David Black Daugherty, 81, of Myrtle Beach, South Carolina, pleaded guilty before U.S. District Judge Danny C. Reeves of the Eastern District of Kentucky to an information charging him with two counts of receiving illegal gratuities. Sentencing is set for Aug. 25, 2017.
Daugherty was an administrative law judge at the Social Security hearing office in Huntington, West Virginia (Huntington Hearing Office) for more than 20 years, where his primary responsibility was to adjudicate disability claims on behalf of the SSA. According to admissions made as part of his guilty plea, from November 2004 to April 2011, Daugherty accepted more than $609,000 in cash payments, total, in more than approximately 3,100 cases from Social Security disability lawyer, Eric Christopher Conn, of Pikeville, Kentucky, for awarding disability benefits to claimants represented by Conn. Furthermore, in an effort to conceal the source of these cash payments, Daugherty divided cash deposits into various bank branches and accounts, he admitted.
Daugherty admitted that he sought out Conn’s cases pending with the Huntington Hearing Office, contacted Conn and told him what type of medical evidence to submit in support of disability findings and then awarded benefits to claimants represented by Conn without holding hearings. As a result, Conn ultimately received at least $7.1 million in representative fees from the SSA, and Daugherty further obligated the SSA to pay more than $550 million in lifetime benefits to claimants, according to the plea.
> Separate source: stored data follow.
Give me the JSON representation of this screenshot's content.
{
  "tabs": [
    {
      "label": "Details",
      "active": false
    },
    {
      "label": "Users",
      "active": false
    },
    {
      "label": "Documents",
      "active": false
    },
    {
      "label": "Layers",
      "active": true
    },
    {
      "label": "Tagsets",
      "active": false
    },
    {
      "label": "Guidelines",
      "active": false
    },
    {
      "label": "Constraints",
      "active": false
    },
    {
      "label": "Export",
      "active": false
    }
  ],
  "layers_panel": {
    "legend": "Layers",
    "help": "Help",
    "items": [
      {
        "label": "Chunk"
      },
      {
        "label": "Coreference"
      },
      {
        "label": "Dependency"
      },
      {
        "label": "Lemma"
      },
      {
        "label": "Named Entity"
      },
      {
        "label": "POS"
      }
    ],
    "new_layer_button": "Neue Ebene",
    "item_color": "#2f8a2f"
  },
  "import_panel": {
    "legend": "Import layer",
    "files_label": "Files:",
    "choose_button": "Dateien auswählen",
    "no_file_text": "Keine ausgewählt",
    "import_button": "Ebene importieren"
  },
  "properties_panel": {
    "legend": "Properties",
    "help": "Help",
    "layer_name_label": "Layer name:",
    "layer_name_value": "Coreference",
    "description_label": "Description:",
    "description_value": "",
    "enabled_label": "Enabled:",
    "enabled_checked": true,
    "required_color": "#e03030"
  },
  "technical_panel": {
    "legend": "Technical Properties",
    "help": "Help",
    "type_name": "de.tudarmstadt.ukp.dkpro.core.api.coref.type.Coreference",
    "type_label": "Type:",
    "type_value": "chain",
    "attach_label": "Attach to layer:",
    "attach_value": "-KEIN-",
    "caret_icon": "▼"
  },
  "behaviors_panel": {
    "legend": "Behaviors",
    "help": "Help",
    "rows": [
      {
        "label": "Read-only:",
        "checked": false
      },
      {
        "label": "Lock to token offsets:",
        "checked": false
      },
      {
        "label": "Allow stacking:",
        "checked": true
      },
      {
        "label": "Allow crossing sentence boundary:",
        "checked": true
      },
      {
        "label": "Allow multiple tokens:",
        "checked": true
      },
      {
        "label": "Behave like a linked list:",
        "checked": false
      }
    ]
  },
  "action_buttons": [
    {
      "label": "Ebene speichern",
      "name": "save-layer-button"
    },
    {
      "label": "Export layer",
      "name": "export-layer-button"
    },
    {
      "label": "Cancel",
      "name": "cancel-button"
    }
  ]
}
Daugherty was indicted on April 1, 2016, along with Conn and Alfred Bradley Adkins, a clinical psychologist of Pikeville. They were charged with conspiracy, fraud, false statements, money laundering and other related offenses in connection with the scheme. Conn pleaded guilty to the fraud scheme earlier this year. As to Adkins, who is awaiting trial, the indictment is merely an allegation as all defendants are presumed innocent unless and until proven guilty beyond a reasonable doubt in a court of law.